The print-only journal for crazed logophiles, WordWays, has a new issue out. In it are such delights as:

Jeff Grant updates the explanations of some of the words in his 10×10 word square, which includes the “word” “Alan Browne,” an American Bank consultant listed in the 1988-89 Who’s Who in America. Sorry, Jeff, it still seems like cheating to me.

Eric Chaikin finds a sentence in Entertainment Weekly that inadvertently contains all the letters of the alphabet in just 61 letters. Thank goodness for Joaquin Phoenix!

Anil invents anacrograms: “Take the initial letter of each word in a common phrase, saying or longer quote, rearrange them and form a word or phrase that summarises or relates to it.” He calculates the fequencies of first letters in Dickens, Melville, Twain and Ian Watson.

Mike Keith reports on the results of a program he wrote to arrange the 100 tiles in Scrabble into four 5×5 double word squares (i.e., different words going across and down), using only words accepted in Scrabble. In twenty hours, his computer found 121.

Rex Gooch invents and finds antidextrous words, i.e., a word whose first half contains letters only from the second half of the alphabet, and whose second half contains letters only from the first half. E.g., unsuppliable, unoutspeakable, pronunciable, and sunnyside egg. Examples of ambidextrous words include bladder-snout and ambidextrous itself.

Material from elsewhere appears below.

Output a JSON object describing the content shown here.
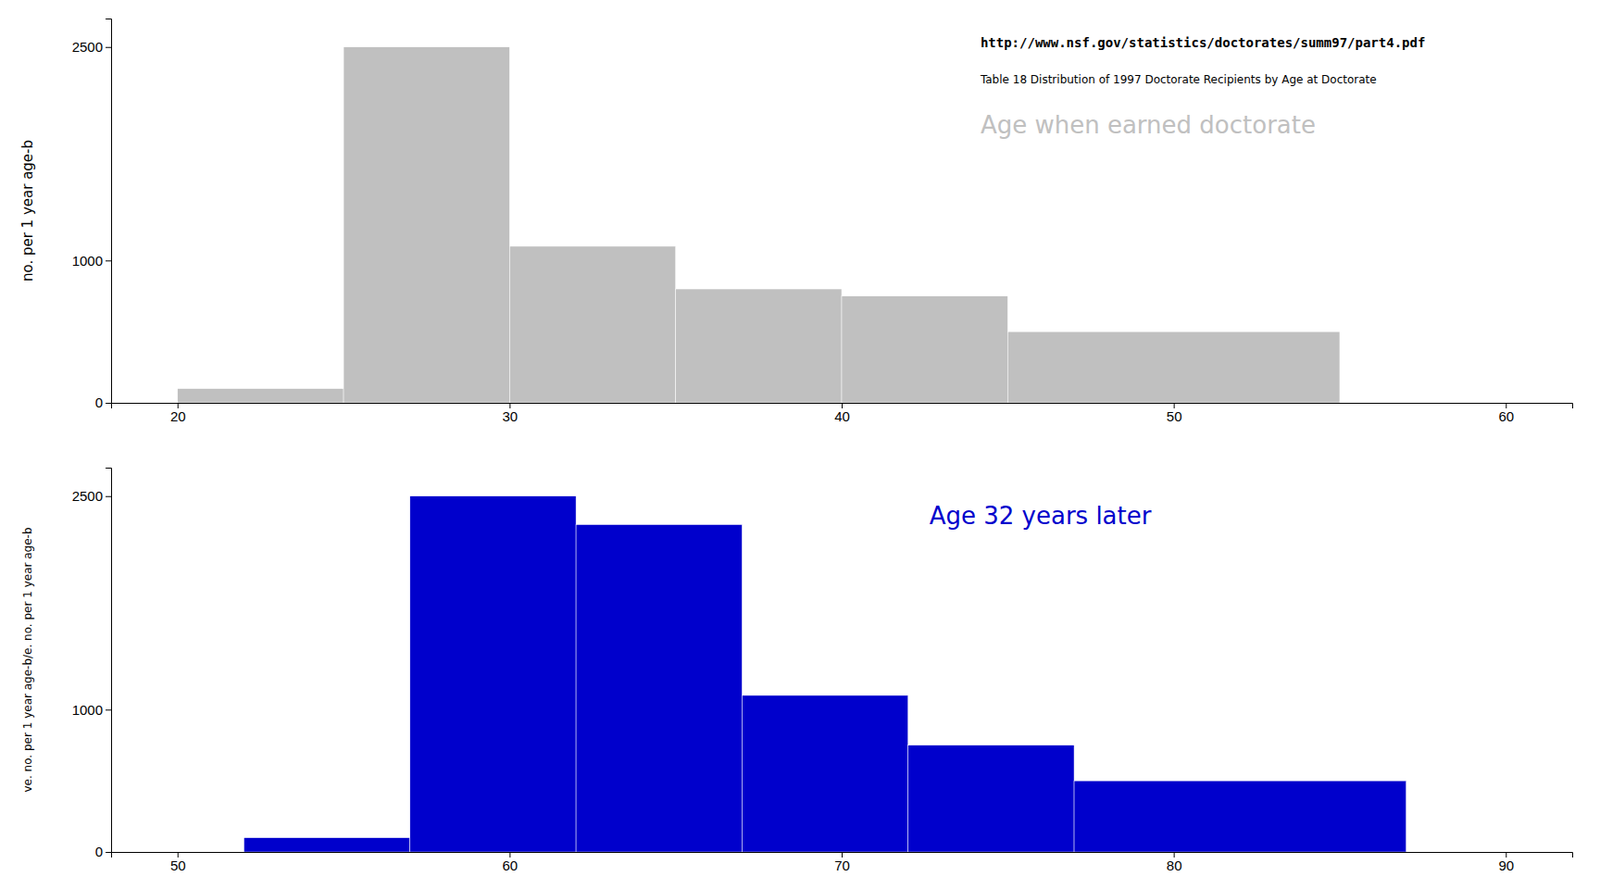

Jeremy Morse analyzes the frequency with which letters are not included in the 25,000 crosswords run in the London Daily Telegraph since 1925.

A Ross Eckler, the editor, has a fun piece on books about words we need or words we don’t need. “Blurb” comes from a 1914 book on words we need. “Ucalegon” — “a neighbor whose house is on fire” — is a word from Webster’s Second Unabridged that we could probably replace with “Hey, get out of your freaking house! It’s on fire!”

WordWays so needs to be a blog! [Tags: ]

5 Responses to “New issue of WordWays”

  1. David, you protest your innumeracy on every occasion possible, and then you give us an enthusiastic review that might have come out of the Mathematical Games section of an old Scientific American.

  2. Ah, but no numbers were hurt in the making of WordWays. Words I’m ok with. Numbers not so much.

    Besides, I’m not so much enthusiastic as awestruck by the minds that write those types of articles.

  3. Googling ‘ucalegon’ was surprisingly informative. With a capital U, it’s a Greek name which appears (once) in the Iliad, and translates literally as “without a care”. So I think the dictionary meaning would have been read (by those who already knew what the word meant) as “a [blithely unsuspecting] neighbour whose house is on fire [or: an innocent person about to be overcome by a disaster of which they know nothing]”.

    Q: to what extent are dictionary definitions written for readers who already know what the word means? (May depend on the dictionary.)